Um fenômeno que passou a atormentar os mais diversos grupos da esquerda brasileira na última década foi o “caudismo”. Se num primeiro momento o caudismo surgiu espasmodicamente, como soluços isolados de pequenos grupos, após a derrota sofrida pelo golpe de 2016, esta tática parece ter sido universalizada.

O termo “caudismo” (da palavra cauda) foi cunhado por Lenin no bojo das cruentas disputas entre as diversas frações do movimento social-democrata russo para descrever o que ele considerava uma postura mais abjeta que a do oportunismo. Usado para descrever a atitude do grupo Rabótcheie Dielo – fração insignificante já no momento em que Lenin escreveu “O que fazer?”-, o termo descrevia a atitude errante dessa agrupação ao apoiar e rechaçar seguidamente as mais diversas deliberações táticas do movimento, agarrando-se a cauda daquele e deixando-se “arrastar pelo economicismo quando reina o economicismo, e pelo terrorismo quando reina o terrorismo”. Basta, neste sentido, ficar parado esperando o cavalo indomável que carrega a história passar e agarrar o seu rabo. Caso ele esteja rumando ao precipício, nada o impede de soltar o rabo e esperar que outro animal passe na sua frente.

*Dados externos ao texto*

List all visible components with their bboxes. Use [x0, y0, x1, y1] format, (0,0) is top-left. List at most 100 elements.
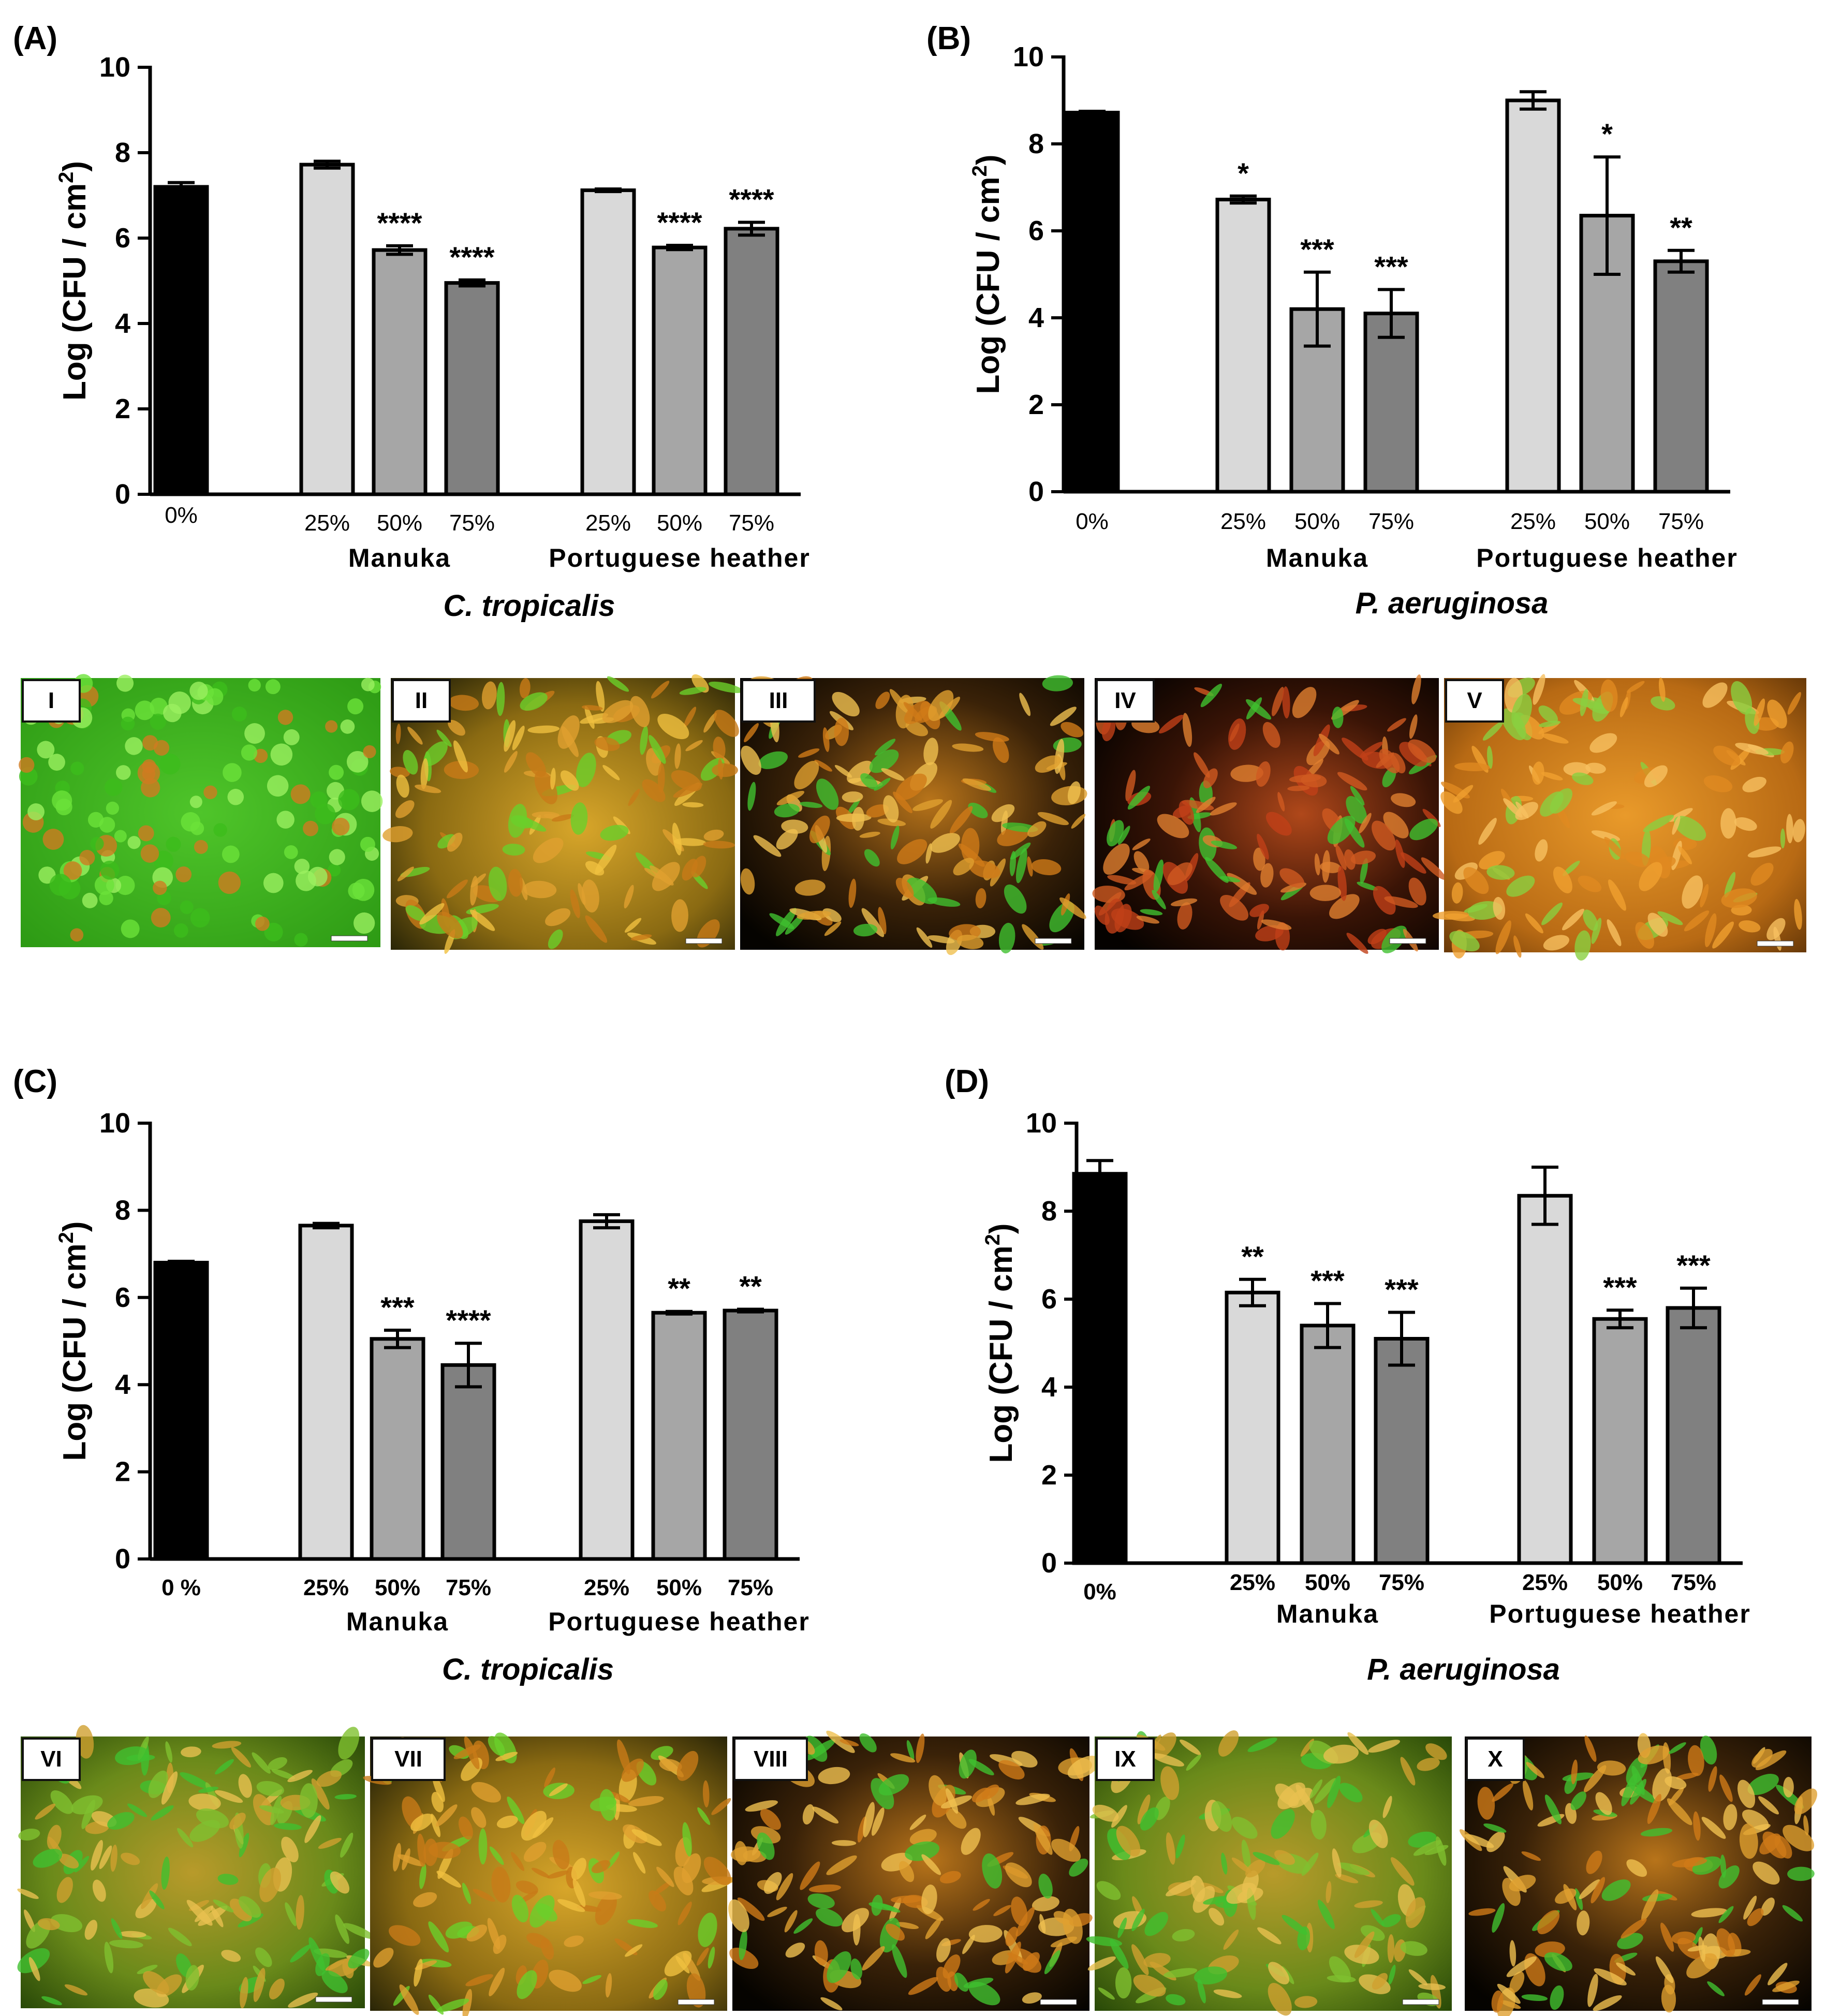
bar — [370, 1337, 425, 1561]
cell-mark — [1713, 745, 1741, 766]
micrograph-image: III — [740, 675, 1087, 955]
cell-mark — [1533, 674, 1545, 705]
micrograph-label-box — [371, 1738, 446, 1781]
cell-mark — [753, 835, 782, 857]
cell-mark — [1541, 772, 1563, 781]
cell-mark — [656, 1866, 674, 1887]
cell-mark — [564, 1935, 584, 1947]
cell-mark — [1616, 1962, 1636, 1976]
cell-mark — [1638, 1745, 1669, 1764]
cell-mark — [1354, 1900, 1383, 1908]
cell-mark — [198, 1786, 219, 1793]
cell-mark — [1550, 788, 1573, 814]
bar — [1374, 1337, 1430, 1565]
x-tick-label: 25% — [585, 510, 631, 536]
cell-mark — [682, 1853, 701, 1883]
cell-mark — [259, 1867, 281, 1903]
cell-mark — [540, 1938, 554, 1960]
cell-mark — [166, 836, 181, 852]
cell-mark — [1200, 683, 1223, 708]
cell-mark — [1103, 843, 1130, 875]
x-tick-label: 0% — [165, 503, 198, 528]
cell-mark — [37, 741, 55, 759]
cell-mark — [1742, 776, 1766, 792]
x-tick-label: 75% — [729, 510, 774, 536]
cell-mark — [1172, 1929, 1195, 1941]
cell-mark — [186, 1900, 213, 1926]
cell-mark — [745, 1800, 778, 1812]
organism-label: C. tropicalis — [442, 1653, 614, 1686]
cell-mark — [905, 1841, 940, 1861]
cell-mark — [992, 737, 1009, 763]
cell-mark — [1743, 1895, 1757, 1920]
cell-mark — [596, 681, 605, 712]
cell-mark — [968, 1981, 1000, 2006]
y-tick-label: 0 — [1028, 476, 1044, 507]
significance-label: *** — [1300, 233, 1334, 266]
cell-mark — [1170, 898, 1198, 907]
cell-mark — [1742, 1809, 1769, 1831]
cell-mark — [87, 812, 104, 828]
cell-mark — [1513, 935, 1522, 958]
cell-mark — [1408, 739, 1436, 763]
x-tick-label: 25% — [584, 1575, 629, 1600]
cell-mark — [916, 1733, 925, 1763]
cell-mark — [1425, 1743, 1447, 1760]
cell-mark — [1167, 862, 1193, 886]
cell-mark — [928, 690, 954, 722]
x-tick-label: 25% — [303, 1575, 349, 1600]
cell-mark — [1332, 707, 1344, 728]
cell-mark — [153, 740, 170, 756]
micrograph-label-box — [22, 1738, 81, 1781]
cell-mark — [808, 1884, 841, 1893]
cell-mark — [630, 696, 650, 727]
y-tick-label: 6 — [115, 1282, 130, 1313]
y-tick-label: 4 — [115, 1369, 130, 1400]
cell-mark — [776, 829, 798, 850]
y-tick-label: 10 — [99, 1108, 130, 1139]
cell-mark — [850, 1958, 862, 1980]
cell-mark — [508, 804, 527, 838]
cell-mark — [800, 1861, 820, 1890]
cell-mark — [111, 1918, 123, 1939]
micrograph-label: IV — [1114, 688, 1136, 713]
cell-mark — [470, 876, 478, 906]
cell-mark — [1577, 1910, 1590, 1936]
cell-mark — [961, 828, 980, 863]
cell-mark — [1226, 1882, 1257, 1904]
cell-mark — [1357, 881, 1378, 891]
x-tick-label: 50% — [1584, 509, 1630, 534]
cell-mark — [196, 1808, 229, 1829]
cell-mark — [840, 1739, 859, 1746]
cell-mark — [892, 1944, 907, 1978]
cell-mark — [671, 770, 702, 791]
cell-mark — [1228, 718, 1246, 750]
cell-mark — [1360, 858, 1368, 884]
scale-bar — [315, 1996, 352, 2003]
cell-mark — [1744, 1974, 1761, 1996]
cell-mark — [405, 905, 426, 921]
cell-mark — [793, 1918, 813, 1934]
cell-mark — [1669, 1742, 1686, 1754]
micrograph-row-top: I II III IV V — [19, 674, 1806, 961]
y-tick-label: 8 — [115, 1195, 130, 1226]
cell-mark — [1042, 675, 1073, 691]
cell-mark — [1314, 1778, 1336, 1804]
cell-mark — [1782, 1905, 1803, 1922]
cell-mark — [607, 676, 629, 692]
cell-mark — [1555, 1888, 1577, 1904]
cell-mark — [446, 879, 468, 899]
cell-mark — [49, 874, 72, 896]
cell-mark — [698, 1912, 717, 1947]
cell-mark — [1050, 707, 1077, 726]
cell-mark — [1323, 1744, 1359, 1764]
bar — [1064, 111, 1120, 494]
cell-mark — [229, 1813, 246, 1830]
cell-mark — [135, 700, 155, 720]
cell-mark — [1400, 1941, 1427, 1956]
cell-mark — [784, 1910, 798, 1933]
group-label: Manuka — [1266, 543, 1368, 572]
cell-mark — [1255, 925, 1284, 941]
cell-mark — [602, 700, 634, 724]
cell-mark — [624, 885, 634, 909]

 Mensalão, Impeachment de 2016, greve dos caminhoneiros de 2016, Operação Lava-jato, Primavera Árabe, os levantes na Ucrânia de 2014, Hong Kong e Bolívia em 2019… a lista é interminável, assim como o alcance geográfico desta tática preguiçosa. Se de um lado reina um reducionismo que atribui boa parte destes movimentos à uma visão rasteira do Imperialismo e suas formas sempre reinventadas de atuação, o “caudismo” peca por abraçar qualquer tipo de insatisfação popular ou de mobilizações em torno de qualquer pauta, seja quais forem os termos em que elas foram colocadas.

Os defensores da visão rasteira do imperialismo receberam até mesmo um sopro de renovação e sofisticação teórica apoiado nos estudo sobre as táticas da guerra híbrida, mecanismo de desestabilização de regimes amplamente difundidos após a ocupação do Iraque em 2003. Contudo, e como pode se depreender não só das colocações destes grupos de esquerda, mas também a partir da leitura do livro de Andrew Korybko, estas análises têm um grande problema, pois ignoram solenemente que a guerra híbrida atua sobre contradições já existentes e muito arraigadas. Tão fantasioso como o potencial revolucionário de organizações financiadas pelos EUA e a OTAN, como é o caso do Exército Livre da Síria ou do Conselho Nacional de Transição da Líbia, são os supostos paraísos “socialistas” e “anti-hegemônicos” de Bashar al-Assad e do falecido Muammar al-Gaddafi.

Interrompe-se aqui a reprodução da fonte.